Whatever may have been supposed at one time, there is no longer any doubt that the people of the United States by the adoption of the Constitution, founded a nation, which in its relations with other countries of the earth has the attributes and powers of any other nation, unless limited by some express or necessarily implied restriction contained in the Constitution. Among such powers is that of making treaties. The people of the United States, in creating the Federal Government, did not withhold to themselves or vest in the States any part of the treaty-making power; it was all vested in general terms in the Federal Government. That government, therefore, has prima facie all the power which the people of the United States themselves had, or could have, to negotiate with foreign governments or to enter into treaties or agreements of an international character. Whatever limitations of the treaty power may be implied from our fundamental system, by which many of the functions of government are distributed between the States and the nation, there is no doubt that in its strictly international relations the power of the Federal Government in this regard is unlimited, unless restricted by some other clause of the Constitution.

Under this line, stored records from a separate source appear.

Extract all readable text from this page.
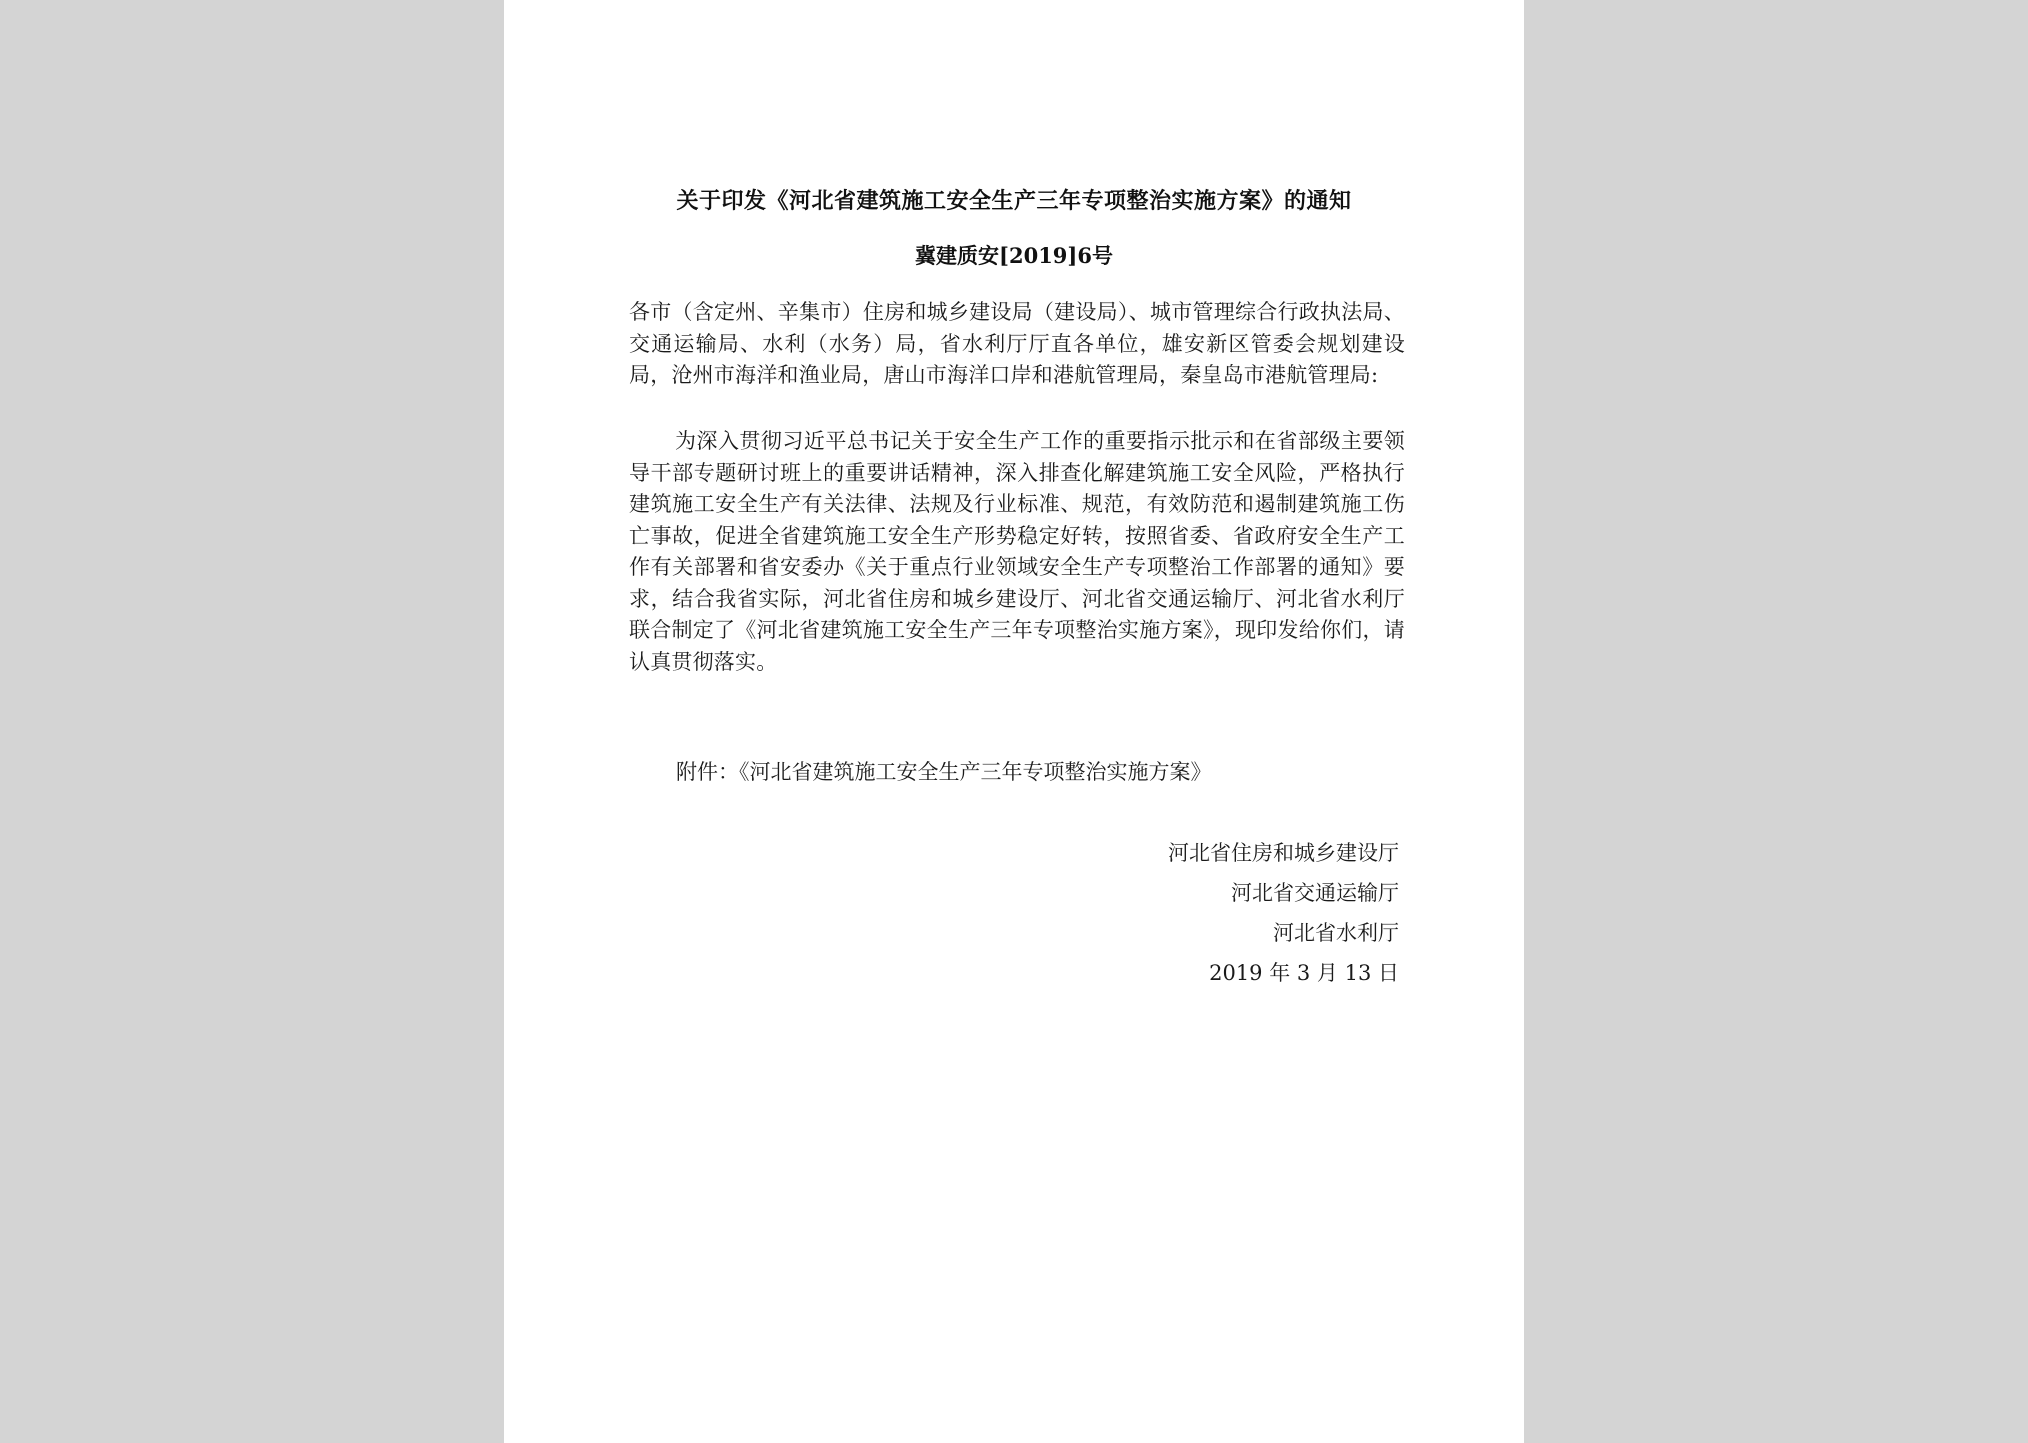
关于印发《河北省建筑施工安全生产三年专项整治实施方案》的通知
冀建质安[2019]6号
各市（含定州、辛集市）住房和城乡建设局（建设局）、城市管理综合行政执法局、交通运输局、水利（水务）局，省水利厅厅直各单位，雄安新区管委会规划建设局，沧州市海洋和渔业局，唐山市海洋口岸和港航管理局，秦皇岛市港航管理局:
为深入贯彻习近平总书记关于安全生产工作的重要指示批示和在省部级主要领导干部专题研讨班上的重要讲话精神，深入排查化解建筑施工安全风险，严格执行建筑施工安全生产有关法律、法规及行业标准、规范，有效防范和遏制建筑施工伤亡事故，促进全省建筑施工安全生产形势稳定好转，按照省委、省政府安全生产工作有关部署和省安委办《关于重点行业领域安全生产专项整治工作部署的通知》要求，结合我省实际，河北省住房和城乡建设厅、河北省交通运输厅、河北省水利厅联合制定了《河北省建筑施工安全生产三年专项整治实施方案》，现印发给你们，请认真贯彻落实。
附件：《河北省建筑施工安全生产三年专项整治实施方案》
河北省住房和城乡建设厅
河北省交通运输厅
河北省水利厅
2019 年 3 月 13 日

In the case of Geofroy vs. Riggs, 133 U. S. 258 (1889), it was said:

That the treaty power of the United States extends to all proper subjects of negotiations between our Government and the Governments of other nations is clear. . . . The treaty power, as expressed in the Constitution, is in terms unlimited except by those restraints which are found in that instrument against the action of the Government or of its departments, and those arising from the nature of the Government itself, and of that of the States. It would not be contended that it extends so far as to authorize what the Constitution forbids, or a change in the character of the Government, or in that of one of the

States, or a cession of any portion of the territory of the latter without its consent. But, with these exceptions, it is not perceived that there is any limit to the questions which can be adjusted touching any matter which is properly the subject of negotiation with a foreign country.

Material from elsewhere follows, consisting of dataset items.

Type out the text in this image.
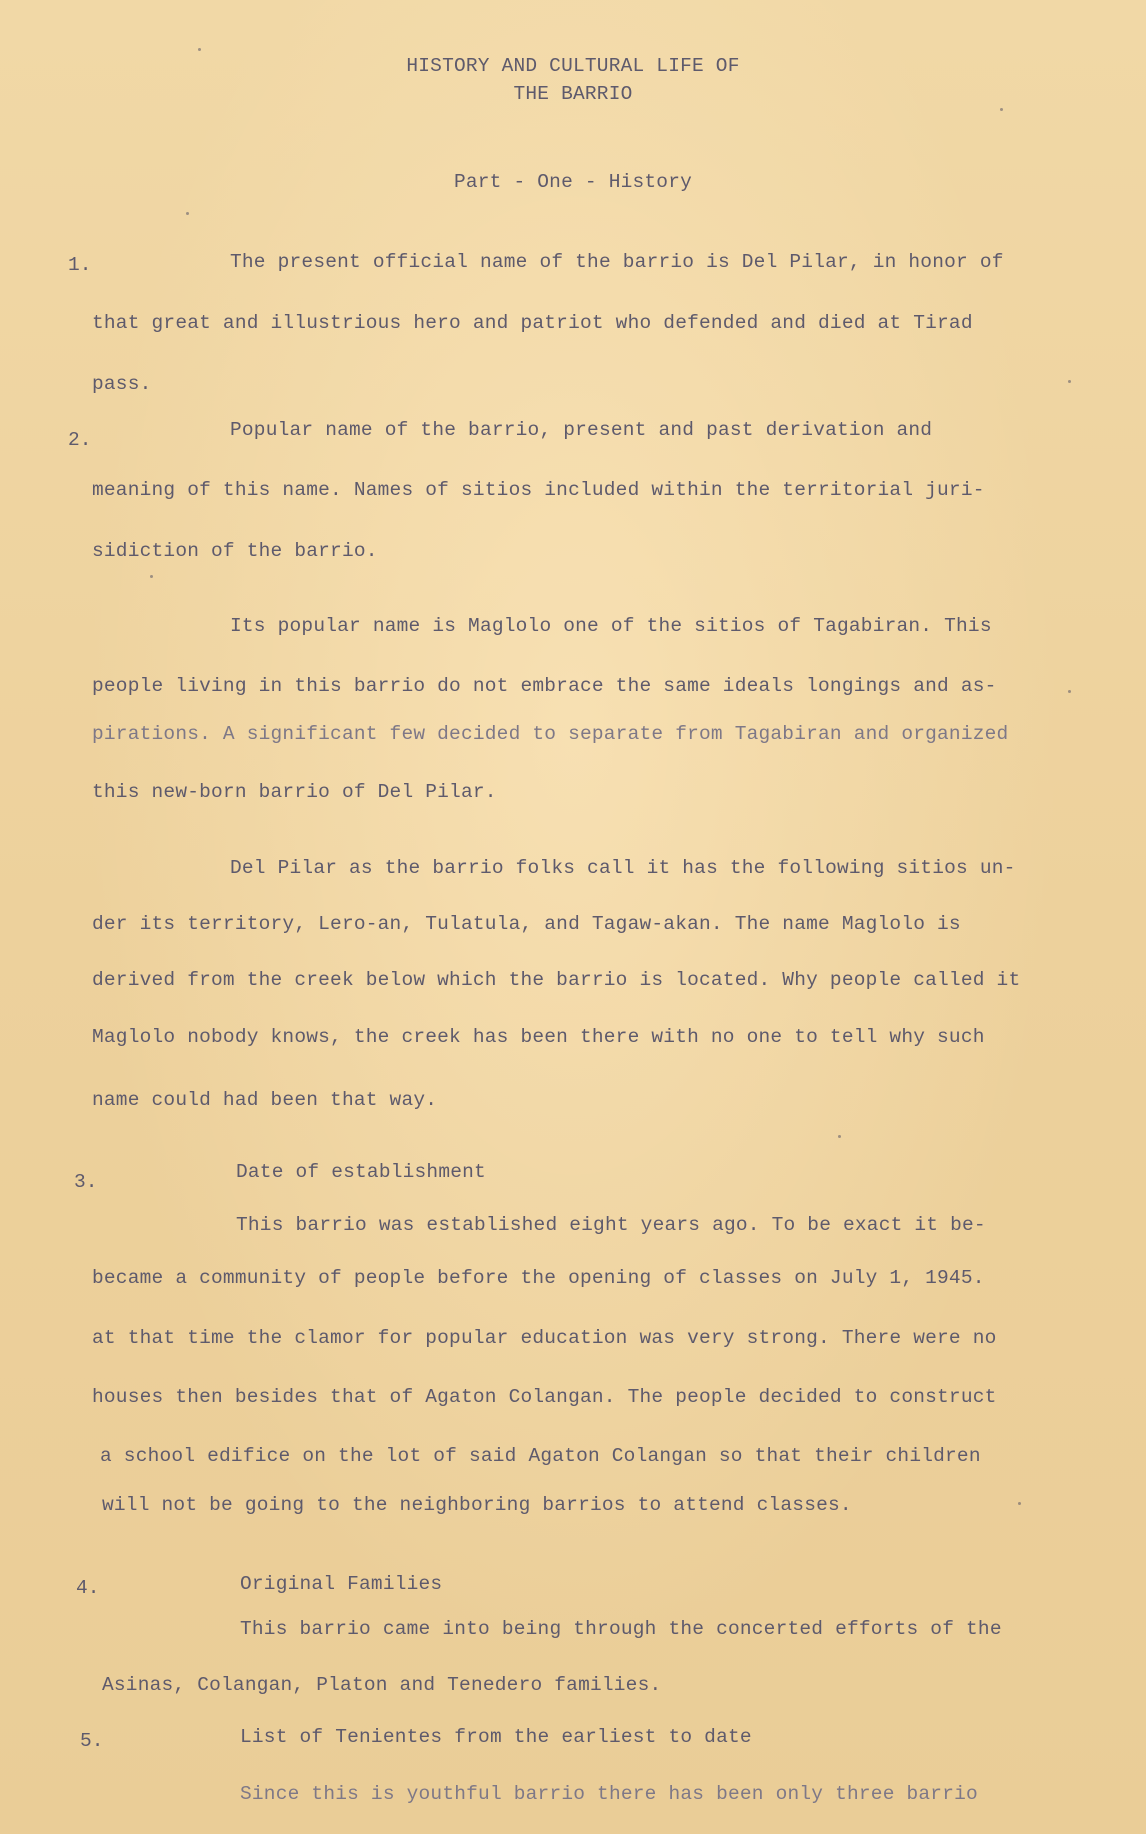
HISTORY AND CULTURAL LIFE OF
THE BARRIO
Part - One - History
1.	The present official name of the barrio is Del Pilar, in honor of
that great and illustrious hero and patriot who defended and died at Tirad
pass.
2.	Popular name of the barrio, present and past derivation and
meaning of this name. Names of sitios included within the territorial juri-
sidiction of the barrio.
Its popular name is Maglolo one of the sitios of Tagabiran. This
people living in this barrio do not embrace the same ideals longings and as-
pirations. A significant few decided to separate from Tagabiran and organized
this new-born barrio of Del Pilar.
Del Pilar as the barrio folks call it has the following sitios un-
der its territory, Lero-an, Tulatula, and Tagaw-akan. The name Maglolo is
derived from the creek below which the barrio is located. Why people called it
Maglolo nobody knows, the creek has been there with no one to tell why such
name could had been that way.
3.	Date of establishment
This barrio was established eight years ago. To be exact it be-
became a community of people before the opening of classes on July 1, 1945.
at that time the clamor for popular education was very strong. There were no
houses then besides that of Agaton Colangan. The people decided to construct
a school edifice on the lot of said Agaton Colangan so that their children
will not be going to the neighboring barrios to attend classes.
4.	Original Families
This barrio came into being through the concerted efforts of the
Asinas, Colangan, Platon and Tenedero families.
5.	List of Tenientes from the earliest to date
Since this is youthful barrio there has been only three barrio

Among such questions there are none which are more proper or necessary for negotiation with foreign countries than those relating to the adjustment of differences of an international character arising between the United States and foreign nations or individuals. There is not, and never has been, any doubt that the United States can by treaty provide for the arbitration or decision by specially constituted courts of cases involving questions of this nature, and that the decision of such courts is as conclusive as any other decree.

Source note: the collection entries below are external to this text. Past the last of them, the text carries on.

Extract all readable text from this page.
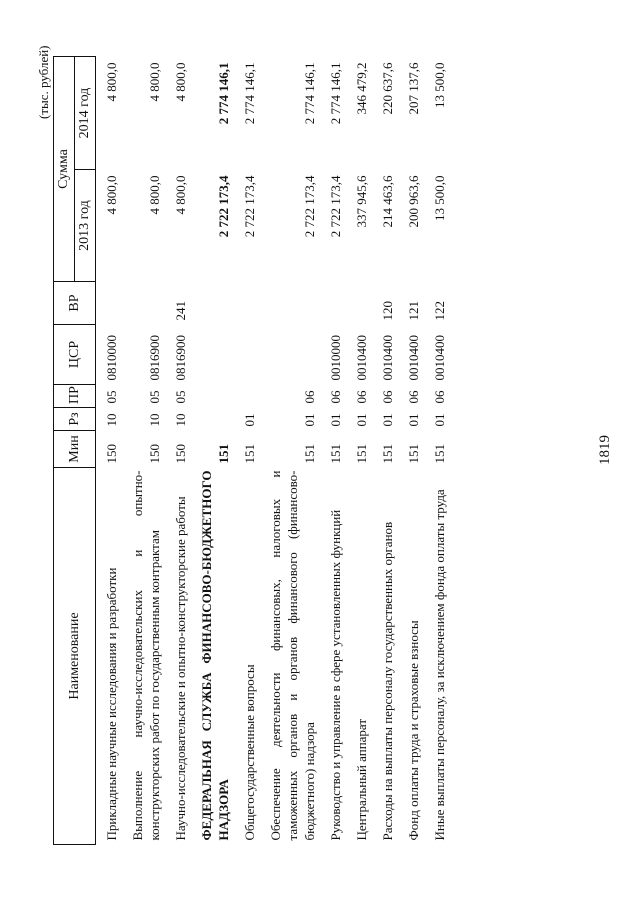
1819
(тыс. рублей)
Наименование	Мин	Рз	ПР	ЦСР	ВР	Сумма	
						2013 год	2014 год
Прикладные научные исследования и разработки	150	10	05	0810000		4 800,0	4 800,0
Выполнение научно-исследовательских и опытно-конструкторских работ по государственным контрактам	150	10	05	0816900		4 800,0	4 800,0
Научно-исследовательские и опытно-конструкторские работы	150	10	05	0816900	241	4 800,0	4 800,0
ФЕДЕРАЛЬНАЯ СЛУЖБА ФИНАНСОВО-БЮДЖЕТНОГО НАДЗОРА	151					2 722 173,4	2 774 146,1
Общегосударственные вопросы	151	01				2 722 173,4	2 774 146,1
Обеспечение деятельности финансовых, налоговых и таможенных органов и органов финансового (финансово-бюджетного) надзора	151	01	06			2 722 173,4	2 774 146,1
Руководство и управление в сфере установленных функций	151	01	06	0010000		2 722 173,4	2 774 146,1
Центральный аппарат	151	01	06	0010400		337 945,6	346 479,2
Расходы на выплаты персоналу государственных органов	151	01	06	0010400	120	214 463,6	220 637,6
Фонд оплаты труда и страховые взносы	151	01	06	0010400	121	200 963,6	207 137,6
Иные выплаты персоналу, за исключением фонда оплаты труда	151	01	06	0010400	122	13 500,0	13 500,0
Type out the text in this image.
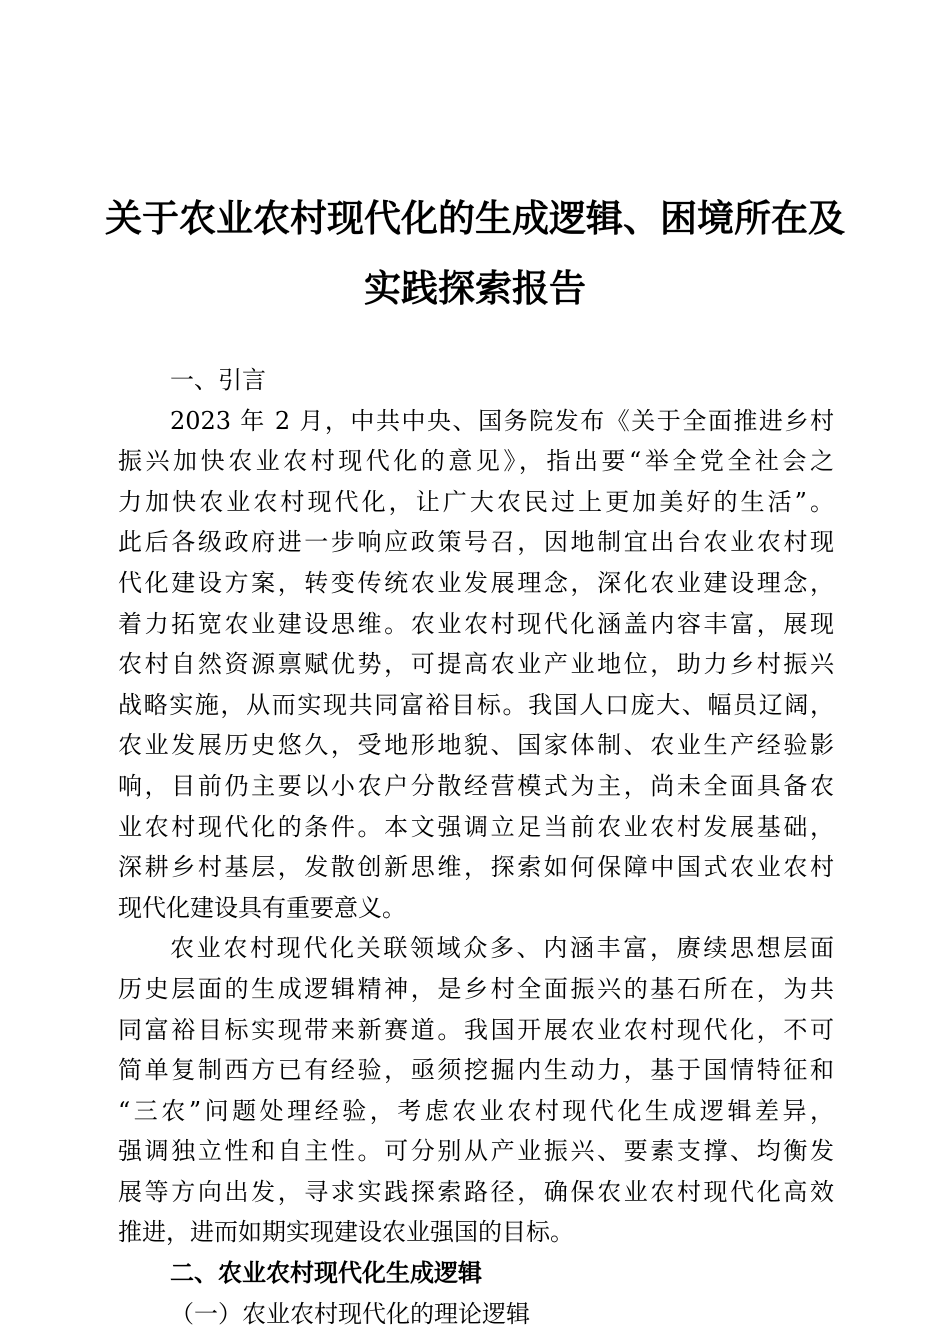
关于农业农村现代化的生成逻辑、困境所在及
实践探索报告
一、引言
2023 年 2 月，中共中央、国务院发布《关于全面推进乡村
振兴加快农业农村现代化的意见》，指出要“举全党全社会之
力加快农业农村现代化，让广大农民过上更加美好的生活”。
此后各级政府进一步响应政策号召，因地制宜出台农业农村现
代化建设方案，转变传统农业发展理念，深化农业建设理念，
着力拓宽农业建设思维。农业农村现代化涵盖内容丰富，展现
农村自然资源禀赋优势，可提高农业产业地位，助力乡村振兴
战略实施，从而实现共同富裕目标。我国人口庞大、幅员辽阔，
农业发展历史悠久，受地形地貌、国家体制、农业生产经验影
响，目前仍主要以小农户分散经营模式为主，尚未全面具备农
业农村现代化的条件。本文强调立足当前农业农村发展基础，
深耕乡村基层，发散创新思维，探索如何保障中国式农业农村
现代化建设具有重要意义。
农业农村现代化关联领域众多、内涵丰富，赓续思想层面
历史层面的生成逻辑精神，是乡村全面振兴的基石所在，为共
同富裕目标实现带来新赛道。我国开展农业农村现代化，不可
简单复制西方已有经验，亟须挖掘内生动力，基于国情特征和
“三农”问题处理经验，考虑农业农村现代化生成逻辑差异，
强调独立性和自主性。可分别从产业振兴、要素支撑、均衡发
展等方向出发，寻求实践探索路径，确保农业农村现代化高效
推进，进而如期实现建设农业强国的目标。
二、农业农村现代化生成逻辑
（一）农业农村现代化的理论逻辑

In Comegys vs. Vasse, I Peters, 193, Mr. Justice Story, referring to the treaty of May 22d, 1819, between the United States and Spain, said:

The object of the treaty was to invest the commissioners with full power and authority to receive, examine, and decide upon the amount and validity of the asserted claims upon Spain for damages and injuries. Their decision, within the scope of this authority, is conclusive and final. If they pronounce the claim valid or invalid, if they ascertain the amount, their award in the premises is not re-examinable. The parties must abide by it, as the decree of a competent tribunal of exclusive jurisdiction. A rejected claim cannot be brought again under review in any judicial tribunal; an amount once fixed is a final ascertainment of the damages or injury.”*

The universal practice of all departments of the Federal Government, from the foundation of the nation until now, has been in conformity with this construction, as is evidenced by the long series of international disputes which have been submitted by treaty to mixed commissions or courts agreed upon by the contracting Powers, and whose decisions have been accepted and scrupulously performed.

No reason is perceived why, prima facie, a general agreement may not be made with other nations, provided for the submission of questions of a similar nature to a permanent tribunal, either

*Other cases to the same effect are the La Ninfa, 75 Fed. Rep., 513; Sheppard v. Taylor, 5 Peters, 675; Frelinghuysen v. Key, 110 U. S., 63; Boynton v. Blaine, 139 U. S., 306; La Abra Silver Mining Co. v. United States, 175 U. S., 423.